How to Write a Letter to Contest a Parking Ticket. If you receive a traffic ticket, you can appeal the ticket by writing a letter. You may also be able to appeal by phone or email, but a written appeal can be as long as you want it to be and affords you the opportunity to attach supporting evidence. Even if your ticket is found to be valid, you may still get off with just a warning
Preparing to Write Your Letter
- Take photographs of the scene. When you receive a parking ticket that you suspect is unwarranted, take photographs of the scene to use as evidence in your appeal letter. Take pictures of your car parked in the location where you received the ticket. Also take pictures of any relevant signs, markings on the road or curb, or parking meter. You will attach these photos to your letter.
- Locate the address. On the ticket you received, you may find instructions on how to appeal the ticket. This address will most likely be the court clerk’s office or the agency that issued the ticket. The address may be a specialized department for appeals or correspondence.

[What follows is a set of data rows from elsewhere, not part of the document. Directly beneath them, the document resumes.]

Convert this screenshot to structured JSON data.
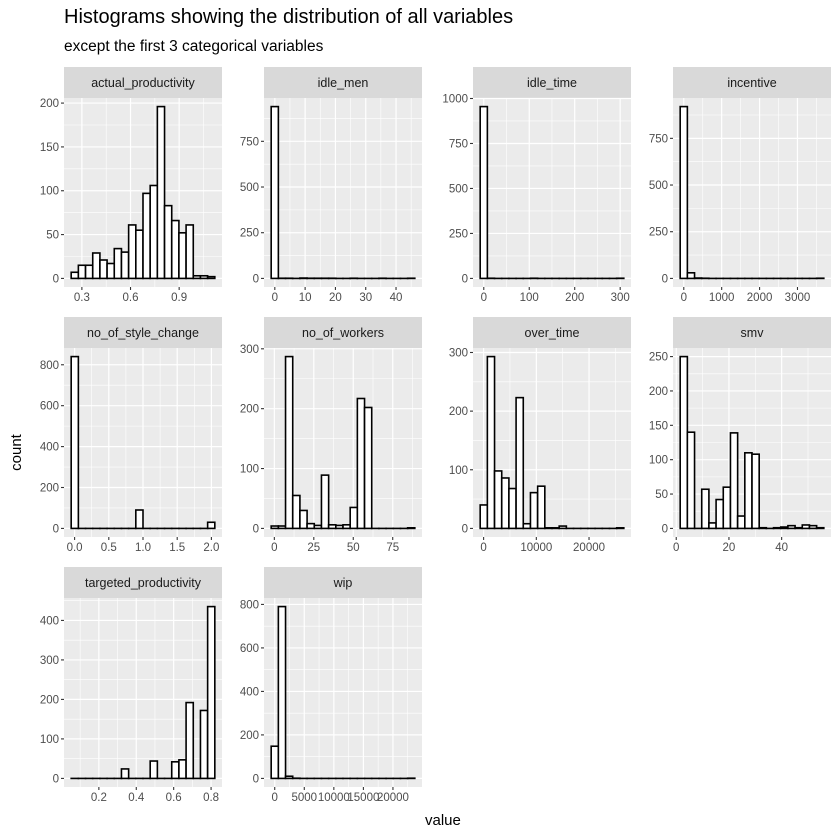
{
  "chart_data": {
    "type": "bar",
    "title": "Histograms showing the distribution of all variables",
    "subtitle": "except the first 3 categorical variables",
    "xlabel": "value",
    "ylabel": "count",
    "grid": true,
    "colors": {
      "panel_bg": "#EBEBEB",
      "strip_bg": "#D9D9D9",
      "bar_fill": "#FFFFFF",
      "bar_outline": "#000000",
      "axis_text": "#4D4D4D"
    },
    "panels": [
      {
        "name": "actual_productivity",
        "bin_range": [
          0.234,
          1.12
        ],
        "counts": [
          7,
          15,
          15,
          29,
          21,
          17,
          34,
          30,
          61,
          55,
          97,
          106,
          196,
          83,
          66,
          52,
          61,
          3,
          3,
          2
        ],
        "xticks": [
          {
            "value": 0.3,
            "label": "0.3"
          },
          {
            "value": 0.6,
            "label": "0.6"
          },
          {
            "value": 0.9,
            "label": "0.9"
          }
        ],
        "yticks": [
          {
            "value": 0,
            "label": "0"
          },
          {
            "value": 50,
            "label": "50"
          },
          {
            "value": 100,
            "label": "100"
          },
          {
            "value": 150,
            "label": "150"
          },
          {
            "value": 200,
            "label": "200"
          }
        ]
      },
      {
        "name": "idle_men",
        "bin_range": [
          -1.2,
          46.2
        ],
        "counts": [
          940,
          1,
          1,
          0,
          2,
          1,
          1,
          1,
          1,
          0,
          0,
          1,
          0,
          0,
          0,
          1,
          0,
          0,
          0,
          1
        ],
        "xticks": [
          {
            "value": 0,
            "label": "0"
          },
          {
            "value": 10,
            "label": "10"
          },
          {
            "value": 20,
            "label": "20"
          },
          {
            "value": 30,
            "label": "30"
          },
          {
            "value": 40,
            "label": "40"
          }
        ],
        "yticks": [
          {
            "value": 0,
            "label": "0"
          },
          {
            "value": 250,
            "label": "250"
          },
          {
            "value": 500,
            "label": "500"
          },
          {
            "value": 750,
            "label": "750"
          }
        ]
      },
      {
        "name": "idle_time",
        "bin_range": [
          -7.9,
          308
        ],
        "counts": [
          955,
          1,
          0,
          0,
          0,
          0,
          0,
          1,
          0,
          0,
          0,
          0,
          0,
          0,
          0,
          0,
          0,
          0,
          0,
          1
        ],
        "xticks": [
          {
            "value": 0,
            "label": "0"
          },
          {
            "value": 100,
            "label": "100"
          },
          {
            "value": 200,
            "label": "200"
          },
          {
            "value": 300,
            "label": "300"
          }
        ],
        "yticks": [
          {
            "value": 0,
            "label": "0"
          },
          {
            "value": 250,
            "label": "250"
          },
          {
            "value": 500,
            "label": "500"
          },
          {
            "value": 750,
            "label": "750"
          },
          {
            "value": 1000,
            "label": "1000"
          }
        ]
      },
      {
        "name": "incentive",
        "bin_range": [
          -95,
          3695
        ],
        "counts": [
          920,
          30,
          2,
          1,
          0,
          0,
          0,
          0,
          0,
          0,
          0,
          0,
          0,
          0,
          0,
          0,
          0,
          0,
          0,
          1
        ],
        "xticks": [
          {
            "value": 0,
            "label": "0"
          },
          {
            "value": 1000,
            "label": "1000"
          },
          {
            "value": 2000,
            "label": "2000"
          },
          {
            "value": 3000,
            "label": "3000"
          }
        ],
        "yticks": [
          {
            "value": 0,
            "label": "0"
          },
          {
            "value": 250,
            "label": "250"
          },
          {
            "value": 500,
            "label": "500"
          },
          {
            "value": 750,
            "label": "750"
          }
        ]
      },
      {
        "name": "no_of_style_change",
        "bin_range": [
          -0.05,
          2.05
        ],
        "counts": [
          840,
          0,
          0,
          0,
          0,
          0,
          0,
          0,
          0,
          90,
          0,
          0,
          0,
          0,
          0,
          0,
          0,
          0,
          0,
          30
        ],
        "xticks": [
          {
            "value": 0,
            "label": "0.0"
          },
          {
            "value": 0.5,
            "label": "0.5"
          },
          {
            "value": 1,
            "label": "1.0"
          },
          {
            "value": 1.5,
            "label": "1.5"
          },
          {
            "value": 2,
            "label": "2.0"
          }
        ],
        "yticks": [
          {
            "value": 0,
            "label": "0"
          },
          {
            "value": 200,
            "label": "200"
          },
          {
            "value": 400,
            "label": "400"
          },
          {
            "value": 600,
            "label": "600"
          },
          {
            "value": 800,
            "label": "800"
          }
        ]
      },
      {
        "name": "no_of_workers",
        "bin_range": [
          -2,
          89
        ],
        "counts": [
          4,
          4,
          287,
          55,
          30,
          8,
          5,
          89,
          6,
          5,
          6,
          35,
          217,
          202,
          0,
          0,
          0,
          0,
          0,
          1
        ],
        "xticks": [
          {
            "value": 0,
            "label": "0"
          },
          {
            "value": 25,
            "label": "25"
          },
          {
            "value": 50,
            "label": "50"
          },
          {
            "value": 75,
            "label": "75"
          }
        ],
        "yticks": [
          {
            "value": 0,
            "label": "0"
          },
          {
            "value": 100,
            "label": "100"
          },
          {
            "value": 200,
            "label": "200"
          },
          {
            "value": 300,
            "label": "300"
          }
        ]
      },
      {
        "name": "over_time",
        "bin_range": [
          -650,
          26600
        ],
        "counts": [
          40,
          293,
          98,
          86,
          68,
          223,
          8,
          61,
          72,
          1,
          1,
          4,
          0,
          0,
          0,
          0,
          0,
          0,
          0,
          1
        ],
        "xticks": [
          {
            "value": 0,
            "label": "0"
          },
          {
            "value": 10000,
            "label": "10000"
          },
          {
            "value": 20000,
            "label": "20000"
          }
        ],
        "yticks": [
          {
            "value": 0,
            "label": "0"
          },
          {
            "value": 100,
            "label": "100"
          },
          {
            "value": 200,
            "label": "200"
          },
          {
            "value": 300,
            "label": "300"
          }
        ]
      },
      {
        "name": "smv",
        "bin_range": [
          1.5,
          56
        ],
        "counts": [
          250,
          140,
          0,
          57,
          8,
          42,
          60,
          139,
          18,
          110,
          108,
          1,
          0,
          1,
          2,
          4,
          1,
          5,
          4,
          1
        ],
        "xticks": [
          {
            "value": 0,
            "label": "0"
          },
          {
            "value": 20,
            "label": "20"
          },
          {
            "value": 40,
            "label": "40"
          }
        ],
        "yticks": [
          {
            "value": 0,
            "label": "0"
          },
          {
            "value": 50,
            "label": "50"
          },
          {
            "value": 100,
            "label": "100"
          },
          {
            "value": 150,
            "label": "150"
          },
          {
            "value": 200,
            "label": "200"
          },
          {
            "value": 250,
            "label": "250"
          }
        ]
      },
      {
        "name": "targeted_productivity",
        "bin_range": [
          0.052,
          0.82
        ],
        "counts": [
          0,
          0,
          0,
          0,
          0,
          0,
          0,
          24,
          0,
          0,
          0,
          44,
          0,
          0,
          42,
          47,
          192,
          0,
          172,
          435
        ],
        "xticks": [
          {
            "value": 0.2,
            "label": "0.2"
          },
          {
            "value": 0.4,
            "label": "0.4"
          },
          {
            "value": 0.6,
            "label": "0.6"
          },
          {
            "value": 0.8,
            "label": "0.8"
          }
        ],
        "yticks": [
          {
            "value": 0,
            "label": "0"
          },
          {
            "value": 100,
            "label": "100"
          },
          {
            "value": 200,
            "label": "200"
          },
          {
            "value": 300,
            "label": "300"
          },
          {
            "value": 400,
            "label": "400"
          }
        ]
      },
      {
        "name": "wip",
        "bin_range": [
          -600,
          23700
        ],
        "counts": [
          148,
          790,
          10,
          1,
          0,
          0,
          0,
          0,
          0,
          0,
          0,
          0,
          0,
          0,
          0,
          0,
          0,
          0,
          0,
          1
        ],
        "xticks": [
          {
            "value": 0,
            "label": "0"
          },
          {
            "value": 5000,
            "label": "5000"
          },
          {
            "value": 10000,
            "label": "10000"
          },
          {
            "value": 15000,
            "label": "15000"
          },
          {
            "value": 20000,
            "label": "20000"
          }
        ],
        "yticks": [
          {
            "value": 0,
            "label": "0"
          },
          {
            "value": 200,
            "label": "200"
          },
          {
            "value": 400,
            "label": "400"
          },
          {
            "value": 600,
            "label": "600"
          },
          {
            "value": 800,
            "label": "800"
          }
        ]
      }
    ]
  }
}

- If there is no address on your ticket, contact the court clerk in your county and ask where to direct your appeal letter.
- Review the law. Your ticket will state what vehicle code section or sections you have been charged with violating. Search online for your state’s vehicle code and look up the specific violation sections relevant to your case. From the text, you should be able to determine whether you violated the law, or whether the citing officer misinterpreted the law or the facts of the situation.
Writing Your Letter
- State the facts. Begin the body of your letter by briefly and clearly recounting the facts of the incident. To make your letter easy for the reader to understand, keep your facts in chronological order. Include details about when you arrived, where and how you parked your vehicle, and when you returned.
- Mind your tone as you write. Although you may be feeling angry or frustrated, keep those emotions out of your letter. You may be tempted to use sarcasm or emotional language, but you should endeavor to sound logical and clearheaded. Do not give the reader a reason to assume that your emotions have clouded your recollection of the facts.
- For example: “On November 11, 2015, at 5:50pm, I parked in a metered space in front of the grocery store at the intersection of 12th and G street. I paid for fifteen minutes before going into the grocery store. At 6:00pm, I returned to my vehicle. Although there should have been 5 minutes left on the meter, the meter read zero, and an officer was writing me a ticket. I tried to explain to the officer that the meter was incorrect, but he ignored me.”
- Explain why you should not have received the ticket. The second portion of your letter should explain why you did not deserve the ticket you received. This is the place to explain how the officer misinterpreted the law or the circumstances of the incident, or if you believe you had a valid excuse for violating the law, such as breaking down in a loading zone and being unable to move your vehicle.
- Again, keep your tone professional as you make your explanation. Even if the ticketing officer was mistaken in writing your ticket, do not insult the officer in your letter.
- For example: “I should not have received a ticket because I paid for fifteen minutes of parking time and returned to my vehicle after only ten minutes had passed. The meter must have malfunctioned, because it failed to accurately monitor my parking time.”
- Make a request. Conclude your letter by telling the reader what you would like him or her to do. In this case, you should ask the reader to repeal the ticket and waive the fine.
- If you have not yet paid the fine, also ask the reader to extend the due date of your fine until after your appeal has been addressed
- Attach evidence. Include any evidence that might help prove your claim that the ticket is invalid. Your evidence can be any of the following:
- Photographs of the scene of the incident;
- Signed witness statements from anyone who confirm what you have written (such as a passenger who can verify that you did not park illegally); or
- A receipt for vehicle repairs (if you received a ticket as a result of your vehicle being disabled and you not being able to remove it)
Submitting Your Letter
- Send your letter via certified mail. Send your appeal letter via certified mail and request a return receipt. This way, you can verify that your letter was actually delivered, and you will receive a return receipt proving that you sent the letter prior to any deadline to submit an appeal.
- Call the clerk to confirm. If you do not get a response from the clerk or citing agency within a few days, call the office to confirm that they received your letter. If the office did not receive your letter, mention that you have a return receipt that states when your letter was delivered. Ask the office when you can expect a response.
- Attend a hearing if necessary. The clerk or agency may schedule a hearing to resolve your case. On the date of the hearing, arrive early, dress professionally, and wait for your case to be called. Be prepared to state the facts as clearly and concisely as you did in your letter, and bring copies of any evidence you submitted. The judge will ask you to clarify any details about your position before making a decision.
Letter of Appeal for Parking Ticket
This is a sample template for a letter appealing a parking ticket.
LETTER TO CONTEST PARKING TICKET
To whom it may concern,
I am contesting Citation Number I received on Date at Time, which states my car was parked at or near Location. I am writing to formally challenge this ticket for the following reasons.
According to Law you allegedly violated, Copy paste law here. However, in my situation explain the technicality or extenuating circumstance
To provide evidence in my favor I have attached evidence: photograph; witness statement; etc. to this statement.
For the aforementioned reasons, I am requesting my ticket be dismissed.